French fashion designer (born 1991)

Marine Serre (born December 13, 1991) is a French fashion designer and sustainability advocate. She won the 2017 LVMH Prize for Young Fashion Designers.

==Early life==
Serre was born in Brive-la-Gaillarde near Corrèze, France. She studied in Marseille and after two years she moved to Belgium, to attend La Cambre, from where she graduated with high honours in 2016.
Serre quickly developed an interest in fashion at a young age. Her interest was cultivated at La Cambre Mode(s) Belgian Fashion Design Academy, an institution renowned for establishing some of the industry's most creative talents.

==Career==
Serre's graduation show "Radical Call For Love" in 2016 sparked the interest of international stores such as The Broken Arm and Dover Street Market. This collection debuted the crescent moon motif that has become a signature for her brand. After graduating from La Cambre, she held internships working under Sarah Burton at Alexander McQueen, Matthieu Blazy at Maison Margiela and Raf Simons at Dior. She worked in Paris for a year as a designer for Balenciaga while also working on her own line.

Serre made her runway debut in February 2018 in Paris. Her collections have been met with critical and commercial acclaim, and her brand is stocked internationally at Dover Street Market, Nordstrom, SSENSE, and more. Her work focuses on innovation and sustainability, with a minimum of 50% of her collection consisting of upcycled material, such as old lace table cloths and vintage silk scarves. In 2019 she became the first to collaborate with an air-filtration mask company to produce her branded air purifying masks. For Vogue World in Paris, Serre designed a custom outfit for Venus Williams using repurposed tennis bags. Serre connected the commission to her own teenage years as a competitive tennis player, when such bags were part of her daily equipment. The structured garment was produced over several hundred hours in her Paris atelier and preserved piping and embroidery from the original bags.

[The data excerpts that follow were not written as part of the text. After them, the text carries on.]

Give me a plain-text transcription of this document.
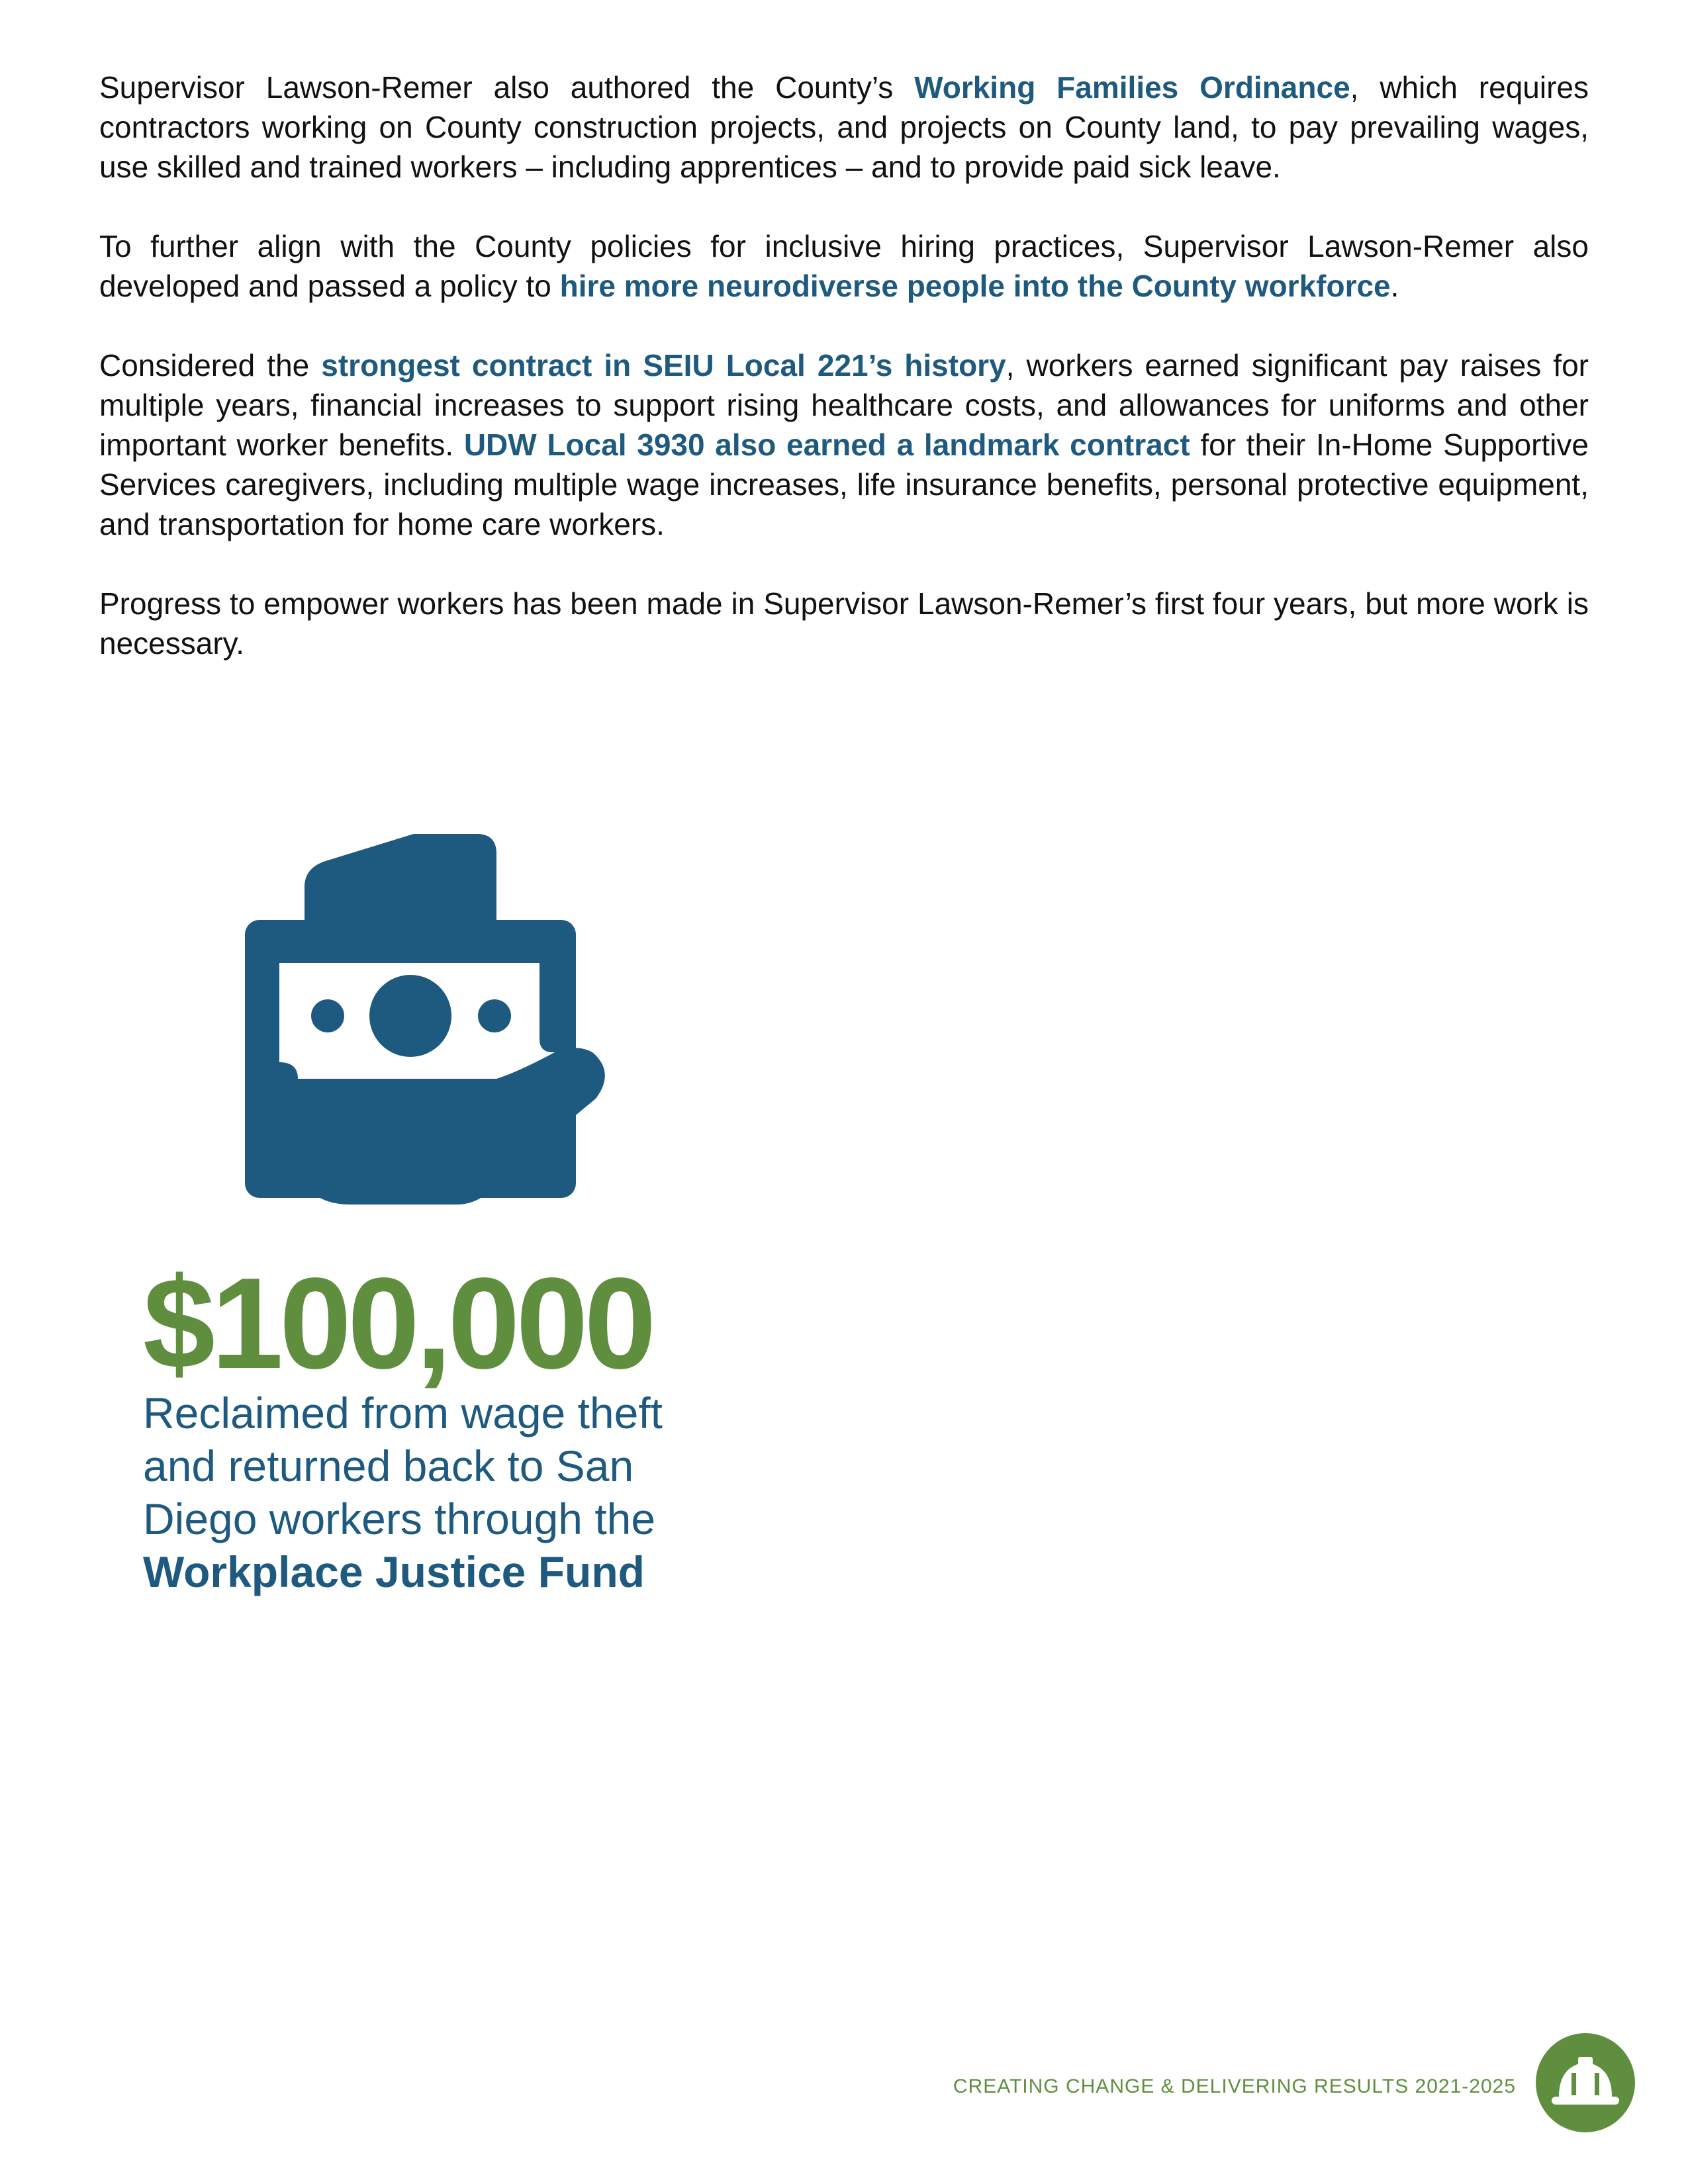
Supervisor Lawson-Remer also authored the County’s Working Families Ordinance, which requires contractors working on County construction projects, and projects on County land, to pay prevailing wages, use skilled and trained workers – including apprentices – and to provide paid sick leave.

To further align with the County policies for inclusive hiring practices, Supervisor Lawson-Remer also developed and passed a policy to hire more neurodiverse people into the County workforce.

Considered the strongest contract in SEIU Local 221’s history, workers earned significant pay raises for multiple years, financial increases to support rising healthcare costs, and allowances for uniforms and other important worker benefits. UDW Local 3930 also earned a landmark contract for their In-Home Supportive Services caregivers, including multiple wage increases, life insurance benefits, personal protective equipment, and transportation for home care workers.

Progress to empower workers has been made in Supervisor Lawson-Remer’s first four years, but more work is necessary.

$100,000
Reclaimed from wage theft and returned back to San Diego workers through the Workplace Justice Fund
CREATING CHANGE & DELIVERING RESULTS 2021-2025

Numerous celebrities have been seen wearing Marine Serre, including Kylie Jenner, A$AP Rocky, Yung Miami, and Beyoncé. In particular, Beyoncé wore a catsuit from the line in her 2020 Black is King project and commissioned a custom catsuit for her 2023 Renaissance World Tour.

Serre is known for her innovative approach to luxury fashion. Her designs, which frequently incorporate recycled materials, address global issues and challenge traditional notions of luxury. Serre's work is highlighted for its technological forward-thinking and its commitment to blending art, functionality, and environmental consciousness. Her work is considered a prime example of eco futurist ideology in fashion. Her latest collection showcases filmed vignettes of people wearing her repurposed garments while engaging in everyday activities.

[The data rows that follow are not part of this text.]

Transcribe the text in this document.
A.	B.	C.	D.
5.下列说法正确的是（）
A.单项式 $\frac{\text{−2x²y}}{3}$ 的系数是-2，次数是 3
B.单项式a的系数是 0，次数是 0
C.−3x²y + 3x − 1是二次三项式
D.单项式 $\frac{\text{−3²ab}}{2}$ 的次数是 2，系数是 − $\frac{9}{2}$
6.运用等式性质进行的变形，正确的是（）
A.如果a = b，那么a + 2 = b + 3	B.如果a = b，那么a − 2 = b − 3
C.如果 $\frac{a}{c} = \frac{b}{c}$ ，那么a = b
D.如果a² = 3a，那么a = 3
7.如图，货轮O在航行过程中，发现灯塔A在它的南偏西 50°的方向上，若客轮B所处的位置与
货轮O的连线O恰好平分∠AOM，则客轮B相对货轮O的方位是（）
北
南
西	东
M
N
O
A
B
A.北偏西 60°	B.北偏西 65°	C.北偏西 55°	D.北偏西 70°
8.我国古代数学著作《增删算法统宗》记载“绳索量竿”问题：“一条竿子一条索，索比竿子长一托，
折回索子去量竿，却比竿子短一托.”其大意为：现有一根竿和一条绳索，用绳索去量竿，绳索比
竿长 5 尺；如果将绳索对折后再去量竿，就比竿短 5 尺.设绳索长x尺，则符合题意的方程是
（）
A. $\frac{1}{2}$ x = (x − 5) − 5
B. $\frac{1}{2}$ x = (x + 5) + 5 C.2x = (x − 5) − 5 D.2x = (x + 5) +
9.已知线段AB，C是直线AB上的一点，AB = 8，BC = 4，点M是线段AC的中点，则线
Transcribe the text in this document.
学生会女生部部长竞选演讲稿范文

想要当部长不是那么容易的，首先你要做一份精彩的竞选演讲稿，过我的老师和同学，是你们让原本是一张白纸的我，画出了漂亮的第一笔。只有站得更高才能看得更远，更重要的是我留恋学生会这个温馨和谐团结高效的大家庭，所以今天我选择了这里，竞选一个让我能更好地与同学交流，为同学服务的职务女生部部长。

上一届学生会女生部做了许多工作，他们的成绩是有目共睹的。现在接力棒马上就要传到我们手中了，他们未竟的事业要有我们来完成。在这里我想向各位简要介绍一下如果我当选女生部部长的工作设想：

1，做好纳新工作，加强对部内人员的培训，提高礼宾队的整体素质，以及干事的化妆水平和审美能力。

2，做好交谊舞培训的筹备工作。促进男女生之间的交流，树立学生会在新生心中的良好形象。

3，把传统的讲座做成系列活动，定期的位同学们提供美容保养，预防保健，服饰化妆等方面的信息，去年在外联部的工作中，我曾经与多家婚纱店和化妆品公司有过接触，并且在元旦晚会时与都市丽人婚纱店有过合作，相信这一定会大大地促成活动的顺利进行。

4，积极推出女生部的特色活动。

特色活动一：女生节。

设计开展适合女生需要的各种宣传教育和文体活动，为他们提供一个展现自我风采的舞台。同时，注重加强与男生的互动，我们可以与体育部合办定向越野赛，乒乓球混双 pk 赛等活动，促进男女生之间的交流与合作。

To support her innovative supply chain, Serre employs over 70 people who assist in sourcing and reworking deadstock materials. Her efforts aim to prove that the fashion industry can adopt a supply chain model based on regeneration, challenging the traditional practices of wasteful production.

In 2025 Marine Serre releases "Heads or Tails" a film for her Fall/Winter 2025 collection, a hybrid film blending runway presentation and experimental cinema.

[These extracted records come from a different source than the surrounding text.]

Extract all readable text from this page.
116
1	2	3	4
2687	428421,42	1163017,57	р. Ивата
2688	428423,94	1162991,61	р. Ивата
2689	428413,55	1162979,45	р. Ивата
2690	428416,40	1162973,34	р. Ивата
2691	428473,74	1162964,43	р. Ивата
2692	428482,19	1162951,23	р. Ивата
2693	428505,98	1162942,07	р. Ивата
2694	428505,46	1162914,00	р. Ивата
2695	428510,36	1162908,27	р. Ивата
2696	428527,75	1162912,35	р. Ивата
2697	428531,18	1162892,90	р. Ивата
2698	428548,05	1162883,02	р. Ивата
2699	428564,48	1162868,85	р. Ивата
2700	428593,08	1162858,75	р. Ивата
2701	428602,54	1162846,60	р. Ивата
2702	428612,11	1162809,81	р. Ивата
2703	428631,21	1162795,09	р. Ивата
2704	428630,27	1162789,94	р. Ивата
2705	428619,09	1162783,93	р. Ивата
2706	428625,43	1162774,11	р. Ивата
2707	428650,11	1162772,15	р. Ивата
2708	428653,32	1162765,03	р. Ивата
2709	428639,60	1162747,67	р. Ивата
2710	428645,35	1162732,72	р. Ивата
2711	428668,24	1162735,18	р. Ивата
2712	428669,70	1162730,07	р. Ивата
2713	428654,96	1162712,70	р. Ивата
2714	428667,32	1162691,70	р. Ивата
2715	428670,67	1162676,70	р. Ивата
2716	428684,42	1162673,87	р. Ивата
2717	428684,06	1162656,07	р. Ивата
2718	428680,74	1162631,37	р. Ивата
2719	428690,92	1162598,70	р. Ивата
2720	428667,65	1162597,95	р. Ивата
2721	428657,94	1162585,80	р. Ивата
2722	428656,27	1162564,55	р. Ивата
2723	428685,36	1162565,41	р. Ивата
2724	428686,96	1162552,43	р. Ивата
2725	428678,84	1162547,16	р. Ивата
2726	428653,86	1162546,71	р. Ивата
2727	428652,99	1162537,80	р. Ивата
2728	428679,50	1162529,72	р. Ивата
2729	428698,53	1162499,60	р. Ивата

In June 2025, she presented her Spring 2026 collection in a gallery instead of staging a runway show. It included garments made from upcycled silk scarves and repurposed deadstock polyester.

In October 2025, Serre opened her first stand-alone boutique in Seoul, South Korea.

Her Fall 2026 ready-to-wear collection, The Grace of Time, was accompanied by five couture pieces made in collaboration with the Louvre. The pieces incorporated reused objects including makeup brushes, paint tubes and watch parts.

In July 2026, the Paris Commercial Court placed Marine Serres' label parent company into redressement judiciaire, a French court-supervised restructuring procedure. The company attributed its cash-flow pressure to payment defaults by several clients during 2025, weak consumer spending and rising costs. It remained operational and began seeking an investor. Later that month, Shakira wore Serre's jersey set in the label's signature crescent-moon print during 2026 FIFA World Cup final.

==Impact on the fashion industry==
Serre's work addresses the environmental impact of the fashion industry, a sector often criticized for its unsustainable practices. While many large brands market themselves as "sustainable", these efforts are often limited and serve as marketing tools rather than substantive reform. In contrast, Serre integrates sustainability into her design practice and business model from the ground up. She has created a model for what it means to be an environmentally conscious luxury brand, and has proven that the two concepts and models can co-exist.

== Public image ==
In June 2017, during the award ceremony of the LVMH Prize for Young Fashion Designers, Karl Lagerfeld, who was a member of the jury, described Marine Serre as: "One-meter-fifty, but a will of steel.". Serre is often described as intensely focused and disciplined, traits she attributes to her early career as a high-level tennis player. She trained for over thirteen years and nearly qualified for the French Open before ultimately deciding to pursue fashion full-time.